We are incredibly thankful for you! This is a challenging time of year to make healthy choices. But healthy holiday eating is possible. We thought it would be helpful to share some tips for making favorite recipes healthier. With these tips, you can cut sugar, salt and fat by half:
1. Cut sugar. add flavor. When making pumpkin pie or eggnog, reduce the amount of sugar by half and enhance 'sweetness' by adding a bit more vanilla, nutmeg, or cinnamon. If recipes call for sugary toppings like frosting, jams, and syrup, use fresh fruit instead.
2. Shake the salt out. You can reduce salt by half in most recipes too. Also go easy on salty condiments such as pickles, catsup, mustard, and soy sauce. Instead offer cucumber slices, fresh tomato, or fruit salsas. Or try lower sodium version of mustard and soy sauce. The cheese platter - yikes all that salt and fat. Better to skip it. Instead opt for fresh fruits and veggies. And instead of serving cured ham, try a fresh pork loin roast with herbs.

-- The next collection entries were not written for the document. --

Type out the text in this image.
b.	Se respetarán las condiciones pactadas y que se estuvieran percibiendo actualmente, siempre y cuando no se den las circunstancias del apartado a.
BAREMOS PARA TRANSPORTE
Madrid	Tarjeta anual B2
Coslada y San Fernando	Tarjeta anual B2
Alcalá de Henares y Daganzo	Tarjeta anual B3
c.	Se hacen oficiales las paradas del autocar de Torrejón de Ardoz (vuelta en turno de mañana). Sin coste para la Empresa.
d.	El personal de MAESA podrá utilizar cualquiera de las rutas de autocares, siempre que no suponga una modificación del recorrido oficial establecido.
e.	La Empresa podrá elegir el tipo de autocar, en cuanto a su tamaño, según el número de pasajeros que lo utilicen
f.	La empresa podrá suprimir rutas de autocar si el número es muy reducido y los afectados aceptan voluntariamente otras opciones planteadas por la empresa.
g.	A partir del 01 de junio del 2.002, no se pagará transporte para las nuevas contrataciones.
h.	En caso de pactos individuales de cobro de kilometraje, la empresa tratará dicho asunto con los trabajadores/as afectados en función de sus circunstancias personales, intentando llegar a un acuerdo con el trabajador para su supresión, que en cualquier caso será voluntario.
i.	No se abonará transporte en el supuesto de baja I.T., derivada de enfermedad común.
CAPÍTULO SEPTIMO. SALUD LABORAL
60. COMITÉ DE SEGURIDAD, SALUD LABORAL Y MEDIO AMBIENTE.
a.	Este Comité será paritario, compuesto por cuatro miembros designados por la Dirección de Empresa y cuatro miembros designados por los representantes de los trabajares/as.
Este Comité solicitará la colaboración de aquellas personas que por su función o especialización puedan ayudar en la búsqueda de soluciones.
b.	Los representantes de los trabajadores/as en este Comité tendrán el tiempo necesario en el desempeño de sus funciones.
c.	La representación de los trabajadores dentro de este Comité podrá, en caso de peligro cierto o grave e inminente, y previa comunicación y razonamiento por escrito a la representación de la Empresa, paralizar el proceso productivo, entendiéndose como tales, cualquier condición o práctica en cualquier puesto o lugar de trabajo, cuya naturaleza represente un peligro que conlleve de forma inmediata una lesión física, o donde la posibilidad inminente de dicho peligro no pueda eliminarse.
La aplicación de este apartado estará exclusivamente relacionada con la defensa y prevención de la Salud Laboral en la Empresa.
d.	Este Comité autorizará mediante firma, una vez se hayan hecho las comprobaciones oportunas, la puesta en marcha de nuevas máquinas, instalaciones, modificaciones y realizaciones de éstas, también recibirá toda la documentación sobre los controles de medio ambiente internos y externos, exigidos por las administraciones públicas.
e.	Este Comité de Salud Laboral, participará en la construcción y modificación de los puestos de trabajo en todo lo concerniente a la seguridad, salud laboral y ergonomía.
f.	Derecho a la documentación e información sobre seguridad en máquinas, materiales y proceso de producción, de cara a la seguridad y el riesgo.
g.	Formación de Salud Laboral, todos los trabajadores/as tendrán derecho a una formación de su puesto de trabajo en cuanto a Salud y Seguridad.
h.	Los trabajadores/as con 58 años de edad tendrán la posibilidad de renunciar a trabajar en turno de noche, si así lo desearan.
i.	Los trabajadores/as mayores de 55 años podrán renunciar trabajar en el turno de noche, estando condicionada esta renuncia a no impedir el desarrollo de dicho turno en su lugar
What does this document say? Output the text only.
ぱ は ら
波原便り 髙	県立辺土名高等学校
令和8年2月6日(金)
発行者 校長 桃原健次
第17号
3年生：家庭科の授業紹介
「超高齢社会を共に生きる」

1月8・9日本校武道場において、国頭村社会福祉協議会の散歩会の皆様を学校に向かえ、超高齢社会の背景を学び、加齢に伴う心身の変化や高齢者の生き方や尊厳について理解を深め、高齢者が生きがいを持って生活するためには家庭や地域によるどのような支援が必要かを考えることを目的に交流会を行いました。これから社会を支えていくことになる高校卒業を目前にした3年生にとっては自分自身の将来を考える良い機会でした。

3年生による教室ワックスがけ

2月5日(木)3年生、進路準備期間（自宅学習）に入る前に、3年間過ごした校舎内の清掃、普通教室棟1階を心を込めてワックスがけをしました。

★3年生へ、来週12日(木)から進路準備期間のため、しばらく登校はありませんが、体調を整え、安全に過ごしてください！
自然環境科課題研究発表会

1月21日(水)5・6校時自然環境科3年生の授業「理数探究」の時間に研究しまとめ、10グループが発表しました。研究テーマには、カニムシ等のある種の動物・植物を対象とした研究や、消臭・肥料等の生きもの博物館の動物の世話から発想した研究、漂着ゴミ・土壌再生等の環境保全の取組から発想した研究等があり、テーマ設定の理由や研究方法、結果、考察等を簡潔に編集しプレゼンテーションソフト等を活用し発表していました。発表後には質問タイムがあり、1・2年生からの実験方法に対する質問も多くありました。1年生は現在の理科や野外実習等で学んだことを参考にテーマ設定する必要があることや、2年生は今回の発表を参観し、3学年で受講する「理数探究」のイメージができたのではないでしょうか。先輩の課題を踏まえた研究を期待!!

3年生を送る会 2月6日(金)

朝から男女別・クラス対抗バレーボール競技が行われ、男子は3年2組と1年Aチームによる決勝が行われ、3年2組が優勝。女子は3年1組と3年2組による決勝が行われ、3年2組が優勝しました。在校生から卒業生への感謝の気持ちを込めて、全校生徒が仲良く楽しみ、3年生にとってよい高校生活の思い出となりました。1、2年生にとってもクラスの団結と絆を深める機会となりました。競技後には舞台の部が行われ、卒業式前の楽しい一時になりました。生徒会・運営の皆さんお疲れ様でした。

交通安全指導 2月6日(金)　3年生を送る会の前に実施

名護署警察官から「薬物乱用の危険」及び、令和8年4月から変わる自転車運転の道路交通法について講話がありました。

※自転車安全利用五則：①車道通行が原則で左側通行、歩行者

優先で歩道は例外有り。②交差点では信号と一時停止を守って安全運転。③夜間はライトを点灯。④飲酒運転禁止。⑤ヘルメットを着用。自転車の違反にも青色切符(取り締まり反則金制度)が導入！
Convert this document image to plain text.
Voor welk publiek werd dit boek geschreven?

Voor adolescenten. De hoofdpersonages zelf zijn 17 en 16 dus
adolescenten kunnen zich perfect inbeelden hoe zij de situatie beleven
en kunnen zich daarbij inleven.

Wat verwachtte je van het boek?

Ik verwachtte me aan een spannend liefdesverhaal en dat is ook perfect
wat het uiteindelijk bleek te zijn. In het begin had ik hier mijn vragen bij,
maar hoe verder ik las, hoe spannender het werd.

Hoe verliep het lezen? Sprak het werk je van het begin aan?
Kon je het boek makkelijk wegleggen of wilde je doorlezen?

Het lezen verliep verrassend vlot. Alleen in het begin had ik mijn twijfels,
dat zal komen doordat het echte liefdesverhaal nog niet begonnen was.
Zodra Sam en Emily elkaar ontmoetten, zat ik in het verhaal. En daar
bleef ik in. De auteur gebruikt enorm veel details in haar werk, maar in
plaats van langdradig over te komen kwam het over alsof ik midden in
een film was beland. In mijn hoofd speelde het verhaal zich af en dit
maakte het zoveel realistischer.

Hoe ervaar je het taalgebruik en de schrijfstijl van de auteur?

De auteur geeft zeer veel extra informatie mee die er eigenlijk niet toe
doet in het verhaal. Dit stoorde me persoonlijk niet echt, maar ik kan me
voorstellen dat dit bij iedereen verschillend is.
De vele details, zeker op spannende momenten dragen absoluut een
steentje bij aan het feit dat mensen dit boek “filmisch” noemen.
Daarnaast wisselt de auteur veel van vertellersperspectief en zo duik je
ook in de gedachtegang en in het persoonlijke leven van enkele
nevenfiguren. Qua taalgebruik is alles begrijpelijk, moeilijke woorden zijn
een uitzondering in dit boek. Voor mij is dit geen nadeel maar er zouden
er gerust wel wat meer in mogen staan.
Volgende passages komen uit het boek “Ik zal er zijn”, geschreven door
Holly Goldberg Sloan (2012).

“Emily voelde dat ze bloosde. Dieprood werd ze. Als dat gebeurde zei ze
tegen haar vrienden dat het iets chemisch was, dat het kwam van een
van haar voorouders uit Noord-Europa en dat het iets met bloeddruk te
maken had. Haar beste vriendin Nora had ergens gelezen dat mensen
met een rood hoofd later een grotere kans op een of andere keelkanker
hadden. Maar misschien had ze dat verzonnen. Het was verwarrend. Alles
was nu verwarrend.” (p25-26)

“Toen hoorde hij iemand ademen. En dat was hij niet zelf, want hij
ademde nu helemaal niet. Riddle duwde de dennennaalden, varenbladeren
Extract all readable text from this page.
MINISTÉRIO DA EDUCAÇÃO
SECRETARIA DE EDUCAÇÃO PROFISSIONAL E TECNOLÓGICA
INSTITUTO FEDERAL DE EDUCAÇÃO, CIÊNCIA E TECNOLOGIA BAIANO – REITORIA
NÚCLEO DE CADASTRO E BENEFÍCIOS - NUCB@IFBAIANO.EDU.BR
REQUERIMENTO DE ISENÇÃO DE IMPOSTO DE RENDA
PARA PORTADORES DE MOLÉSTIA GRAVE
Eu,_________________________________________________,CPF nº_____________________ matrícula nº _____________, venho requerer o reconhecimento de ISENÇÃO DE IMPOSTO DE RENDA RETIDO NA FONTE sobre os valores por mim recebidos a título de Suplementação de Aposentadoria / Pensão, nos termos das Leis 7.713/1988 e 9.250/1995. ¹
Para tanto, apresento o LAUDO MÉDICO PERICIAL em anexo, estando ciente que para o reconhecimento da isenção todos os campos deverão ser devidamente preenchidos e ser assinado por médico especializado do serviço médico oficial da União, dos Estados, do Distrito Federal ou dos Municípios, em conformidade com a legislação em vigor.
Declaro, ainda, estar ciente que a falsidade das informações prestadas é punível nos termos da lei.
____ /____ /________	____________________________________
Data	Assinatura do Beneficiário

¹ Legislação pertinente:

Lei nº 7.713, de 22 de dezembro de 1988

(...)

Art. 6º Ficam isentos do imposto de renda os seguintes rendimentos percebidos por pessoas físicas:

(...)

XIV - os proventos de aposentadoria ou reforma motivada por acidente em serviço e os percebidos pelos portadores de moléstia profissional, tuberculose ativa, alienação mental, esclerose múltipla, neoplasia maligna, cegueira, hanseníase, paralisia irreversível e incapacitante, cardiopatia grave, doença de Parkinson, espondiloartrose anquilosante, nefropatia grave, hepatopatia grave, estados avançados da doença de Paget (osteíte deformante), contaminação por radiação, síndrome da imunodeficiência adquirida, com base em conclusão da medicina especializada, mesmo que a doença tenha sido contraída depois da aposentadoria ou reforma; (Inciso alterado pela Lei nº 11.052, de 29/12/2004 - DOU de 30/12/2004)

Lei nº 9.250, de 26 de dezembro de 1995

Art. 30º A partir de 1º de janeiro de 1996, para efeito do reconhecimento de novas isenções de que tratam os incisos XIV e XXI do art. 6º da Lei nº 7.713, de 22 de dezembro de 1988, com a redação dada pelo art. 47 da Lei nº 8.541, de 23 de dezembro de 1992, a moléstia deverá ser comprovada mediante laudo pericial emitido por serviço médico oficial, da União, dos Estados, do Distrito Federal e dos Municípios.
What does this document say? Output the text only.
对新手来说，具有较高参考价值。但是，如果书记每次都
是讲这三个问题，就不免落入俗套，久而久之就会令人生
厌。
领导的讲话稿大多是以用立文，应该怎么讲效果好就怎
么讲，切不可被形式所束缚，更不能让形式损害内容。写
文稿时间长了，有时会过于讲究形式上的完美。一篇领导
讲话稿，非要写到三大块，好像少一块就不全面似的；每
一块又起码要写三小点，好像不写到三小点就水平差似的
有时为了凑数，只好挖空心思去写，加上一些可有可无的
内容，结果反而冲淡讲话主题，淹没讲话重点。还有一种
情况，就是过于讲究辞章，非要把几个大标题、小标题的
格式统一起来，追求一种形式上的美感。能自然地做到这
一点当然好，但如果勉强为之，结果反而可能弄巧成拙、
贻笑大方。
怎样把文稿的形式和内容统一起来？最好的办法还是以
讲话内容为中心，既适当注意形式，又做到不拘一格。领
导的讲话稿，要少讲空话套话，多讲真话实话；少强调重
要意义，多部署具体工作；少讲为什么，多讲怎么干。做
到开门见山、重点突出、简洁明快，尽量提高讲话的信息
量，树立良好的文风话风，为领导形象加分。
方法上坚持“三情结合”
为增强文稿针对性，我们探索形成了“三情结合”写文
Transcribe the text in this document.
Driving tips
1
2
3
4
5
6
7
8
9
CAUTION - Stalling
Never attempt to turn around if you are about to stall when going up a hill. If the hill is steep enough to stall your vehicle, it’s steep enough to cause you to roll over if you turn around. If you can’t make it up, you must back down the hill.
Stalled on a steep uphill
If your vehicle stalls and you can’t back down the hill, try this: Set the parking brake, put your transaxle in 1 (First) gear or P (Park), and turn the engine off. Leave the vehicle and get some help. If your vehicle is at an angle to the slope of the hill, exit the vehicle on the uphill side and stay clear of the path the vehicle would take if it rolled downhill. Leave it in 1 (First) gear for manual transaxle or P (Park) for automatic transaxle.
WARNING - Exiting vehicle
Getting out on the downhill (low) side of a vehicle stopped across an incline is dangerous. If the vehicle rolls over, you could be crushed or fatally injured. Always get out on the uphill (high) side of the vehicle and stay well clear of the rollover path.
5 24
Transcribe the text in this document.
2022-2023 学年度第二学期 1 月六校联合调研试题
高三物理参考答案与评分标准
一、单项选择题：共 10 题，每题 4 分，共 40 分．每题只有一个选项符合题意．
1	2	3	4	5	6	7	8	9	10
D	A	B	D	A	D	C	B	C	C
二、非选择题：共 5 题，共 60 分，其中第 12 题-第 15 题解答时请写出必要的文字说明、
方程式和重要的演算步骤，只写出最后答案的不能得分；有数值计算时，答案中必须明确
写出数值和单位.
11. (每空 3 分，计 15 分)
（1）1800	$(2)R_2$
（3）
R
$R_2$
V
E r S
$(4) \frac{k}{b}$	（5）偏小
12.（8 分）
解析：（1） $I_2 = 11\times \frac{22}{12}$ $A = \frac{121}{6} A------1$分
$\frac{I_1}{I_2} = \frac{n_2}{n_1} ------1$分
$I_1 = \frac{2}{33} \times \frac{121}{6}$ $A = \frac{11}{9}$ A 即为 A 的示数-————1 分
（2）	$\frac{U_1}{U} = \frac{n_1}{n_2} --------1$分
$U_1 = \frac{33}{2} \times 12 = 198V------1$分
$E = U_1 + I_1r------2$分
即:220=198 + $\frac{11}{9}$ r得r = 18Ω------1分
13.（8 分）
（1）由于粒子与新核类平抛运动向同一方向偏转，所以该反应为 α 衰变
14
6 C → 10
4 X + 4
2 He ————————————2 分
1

3. Trim the fat. In baked goods you can cut fat by about half and replace it with unsweetened applesauce or mashed banana. Instead of full fat condensed milk, use condensed skim in pumpkin pie and eggnog. For gravy, heat fat free low sodium broth (or drippings with the fat removed); mix four into cold skim milk and pour slowly into broth, stir until thickened and season to your liking.